[Originally posted on March 19, 2018, updated on April 11, 2018]

Building on the state’s major housing legislation from 2017, Senator Scott Wiener’s SB 827 proposes major increases in height and density for qualifying housing developments. A project would generally qualify if it is within either a 1/2 mile radius of a major transit stop or a 1/4 mile radius of a stop on a high-quality bus corridor, as defined in the bill. The legislation was introduced in January and was amended on March 1 and April 9, principally to address tenant relocation and inclusionary housing concerns and to extend the operative date of the bill to January 1, 2021 (with a potential one-time one-year extension) to address timing concerns raised by San Francisco and other local jurisdictions. For qualifying sites, permitted heights would be at least 45 to 55 feet (originally, 45 to 85 feet), regardless of local height limits, unless the height increase would result in a specific, adverse impact, as defined in the bill. Major areas of the state, including large portions of several of its largest cities, would be affected.

Battle lines have emerged, with supporters such as SPUR, SFHAC, Silicon Valley Leadership Group, the Bay Area Council, and California YIMBY claiming that the legislation is a bold, necessary solution to the housing affordability and climate change crises. Opponents such as the City of Palo Alto, League of California Cities, and the Sierra Club of California assert that it is a threat to neighborhood stability and an invitation to gentrification.

On March 15, the Planning Commission held an informational hearing on SB 827, and the Planning Department prepared a detailed analysis of how it would apply in San Francisco. The report concludes that SB 827 would apply throughout most of San Francisco and would significantly upzone most of the areas of the City where there has traditionally been resistance to increasing height and density limits. Among questions and concerns raised in the report:

  • The height limits would be additive to state density bonus incentives and could result in heights greater than proposed in the legislation.
  • The City could continue to enforce certain objective design standards (for example, to require building sculpting), as long as certain minimum floor area ratio (FAR) limits are preserved. However, the bill’s language creates some uncertainty about exactly what local discretion is retained.
  • The legislation does not include funding or time for local jurisdictions to study and implement impact fees to mitigate effects of the upzoning.

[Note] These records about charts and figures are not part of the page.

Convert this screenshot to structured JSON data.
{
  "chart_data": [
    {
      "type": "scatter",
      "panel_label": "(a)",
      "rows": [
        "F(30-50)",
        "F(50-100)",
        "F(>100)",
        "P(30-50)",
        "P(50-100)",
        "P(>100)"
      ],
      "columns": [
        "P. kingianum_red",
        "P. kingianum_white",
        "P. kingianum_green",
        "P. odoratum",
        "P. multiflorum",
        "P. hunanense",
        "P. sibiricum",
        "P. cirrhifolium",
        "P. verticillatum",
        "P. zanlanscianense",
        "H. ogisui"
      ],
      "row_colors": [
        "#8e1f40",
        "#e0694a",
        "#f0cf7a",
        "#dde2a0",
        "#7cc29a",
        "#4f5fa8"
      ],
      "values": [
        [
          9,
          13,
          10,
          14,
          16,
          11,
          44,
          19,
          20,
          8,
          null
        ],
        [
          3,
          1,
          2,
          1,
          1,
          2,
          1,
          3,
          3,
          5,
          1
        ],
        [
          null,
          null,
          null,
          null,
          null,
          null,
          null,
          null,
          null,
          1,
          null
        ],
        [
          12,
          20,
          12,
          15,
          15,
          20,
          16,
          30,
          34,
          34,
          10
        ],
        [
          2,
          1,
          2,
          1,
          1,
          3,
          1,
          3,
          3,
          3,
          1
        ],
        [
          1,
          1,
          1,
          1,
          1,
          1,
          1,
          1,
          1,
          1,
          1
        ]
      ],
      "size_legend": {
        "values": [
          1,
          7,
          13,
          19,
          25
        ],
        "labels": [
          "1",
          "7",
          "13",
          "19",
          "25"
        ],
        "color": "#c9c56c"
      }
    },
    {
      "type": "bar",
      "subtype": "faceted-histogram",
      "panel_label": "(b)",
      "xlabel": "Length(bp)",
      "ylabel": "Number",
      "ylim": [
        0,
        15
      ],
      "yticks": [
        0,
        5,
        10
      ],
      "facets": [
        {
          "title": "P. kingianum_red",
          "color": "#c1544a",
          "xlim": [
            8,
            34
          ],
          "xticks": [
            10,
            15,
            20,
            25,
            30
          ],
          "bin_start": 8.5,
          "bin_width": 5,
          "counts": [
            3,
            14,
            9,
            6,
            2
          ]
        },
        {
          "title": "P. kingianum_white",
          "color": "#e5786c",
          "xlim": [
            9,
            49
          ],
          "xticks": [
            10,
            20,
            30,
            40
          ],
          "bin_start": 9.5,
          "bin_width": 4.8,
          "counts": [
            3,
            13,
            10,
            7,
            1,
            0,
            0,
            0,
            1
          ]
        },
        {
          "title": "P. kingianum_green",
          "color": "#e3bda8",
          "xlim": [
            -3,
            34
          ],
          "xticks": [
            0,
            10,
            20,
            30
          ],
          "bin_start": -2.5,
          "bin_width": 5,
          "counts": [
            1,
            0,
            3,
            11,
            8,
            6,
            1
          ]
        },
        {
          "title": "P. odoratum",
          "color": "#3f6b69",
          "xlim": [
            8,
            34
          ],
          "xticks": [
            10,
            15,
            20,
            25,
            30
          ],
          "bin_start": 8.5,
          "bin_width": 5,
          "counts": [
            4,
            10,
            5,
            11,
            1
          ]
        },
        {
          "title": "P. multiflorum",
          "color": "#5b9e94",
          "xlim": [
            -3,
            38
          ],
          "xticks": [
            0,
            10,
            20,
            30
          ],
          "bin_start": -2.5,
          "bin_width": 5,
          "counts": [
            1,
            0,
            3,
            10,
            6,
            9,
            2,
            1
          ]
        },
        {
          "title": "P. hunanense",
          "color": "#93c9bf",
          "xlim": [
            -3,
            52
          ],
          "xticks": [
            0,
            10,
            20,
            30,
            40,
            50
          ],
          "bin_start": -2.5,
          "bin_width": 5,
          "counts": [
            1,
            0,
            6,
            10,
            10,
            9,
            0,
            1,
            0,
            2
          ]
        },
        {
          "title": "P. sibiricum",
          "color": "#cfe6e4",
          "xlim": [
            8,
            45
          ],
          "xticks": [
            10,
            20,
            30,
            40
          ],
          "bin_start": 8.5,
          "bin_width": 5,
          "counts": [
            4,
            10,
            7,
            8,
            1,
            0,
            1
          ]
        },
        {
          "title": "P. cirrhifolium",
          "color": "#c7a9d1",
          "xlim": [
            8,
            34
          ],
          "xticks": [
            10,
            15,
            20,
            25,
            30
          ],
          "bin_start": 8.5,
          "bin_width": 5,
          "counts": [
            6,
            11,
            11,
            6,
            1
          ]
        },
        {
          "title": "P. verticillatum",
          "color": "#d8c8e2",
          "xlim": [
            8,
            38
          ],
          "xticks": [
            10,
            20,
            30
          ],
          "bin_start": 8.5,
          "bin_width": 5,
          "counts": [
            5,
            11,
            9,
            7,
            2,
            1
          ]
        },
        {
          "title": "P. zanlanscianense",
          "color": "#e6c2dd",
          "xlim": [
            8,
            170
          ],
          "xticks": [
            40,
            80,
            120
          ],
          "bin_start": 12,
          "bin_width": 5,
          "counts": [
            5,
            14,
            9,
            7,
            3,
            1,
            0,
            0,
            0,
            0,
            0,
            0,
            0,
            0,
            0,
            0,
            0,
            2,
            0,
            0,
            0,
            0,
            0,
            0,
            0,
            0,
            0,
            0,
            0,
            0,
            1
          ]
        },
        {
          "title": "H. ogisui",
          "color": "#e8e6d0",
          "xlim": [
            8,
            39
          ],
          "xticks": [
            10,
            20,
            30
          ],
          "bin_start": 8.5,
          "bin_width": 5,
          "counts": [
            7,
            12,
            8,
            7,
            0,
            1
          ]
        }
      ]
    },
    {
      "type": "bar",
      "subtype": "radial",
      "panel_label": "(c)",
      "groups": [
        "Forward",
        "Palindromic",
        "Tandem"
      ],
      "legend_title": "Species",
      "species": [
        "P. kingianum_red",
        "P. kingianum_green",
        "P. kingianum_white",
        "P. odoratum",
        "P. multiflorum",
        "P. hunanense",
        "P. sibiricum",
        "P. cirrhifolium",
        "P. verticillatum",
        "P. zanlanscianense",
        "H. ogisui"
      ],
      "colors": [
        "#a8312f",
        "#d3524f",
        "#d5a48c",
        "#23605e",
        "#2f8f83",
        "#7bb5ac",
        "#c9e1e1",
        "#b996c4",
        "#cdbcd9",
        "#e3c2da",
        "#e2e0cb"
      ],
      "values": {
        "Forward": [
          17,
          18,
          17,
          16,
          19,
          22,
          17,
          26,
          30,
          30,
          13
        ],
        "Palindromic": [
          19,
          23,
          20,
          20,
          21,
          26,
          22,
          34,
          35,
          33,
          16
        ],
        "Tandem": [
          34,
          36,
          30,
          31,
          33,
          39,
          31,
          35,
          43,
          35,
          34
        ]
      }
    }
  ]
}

The April 9 amendments attempt to address this concern.

At the Planning Commission hearing, there was support for some of the objectives of the legislation, but Commissioners generally expressed concern about the “one-size-fits-all” approach and potential negative consequences for San Francisco if the bill passes in its current form.

On April 3, the San Francisco Board of Supervisors took a formal position in opposition to the legislation.  Previously, following vigorous public debate, the Land Use and Transportation Committee approved amendments to a resolution in opposition to SB 827. The resolution was reframed to urge amendments that would preserve certain local control and allow the economic benefit of height and density increases to be recaptured for affordable housing and other public benefits.  The full Board rejected the Committee’s recommendation and instead approved a resolution introduced by Supervisor Peskin opposing the bill.  The vote was 8-3, with Supervisors Breed, Safai and Sheehy opposed. Opposition was generally focused on the legislation’s impact on local control, lack of public benefits and mitigation, and tenant displacement.  Proponents emphasized the magnitude of the state-wide housing crisis and advocated for amendments to address displacement and other issues.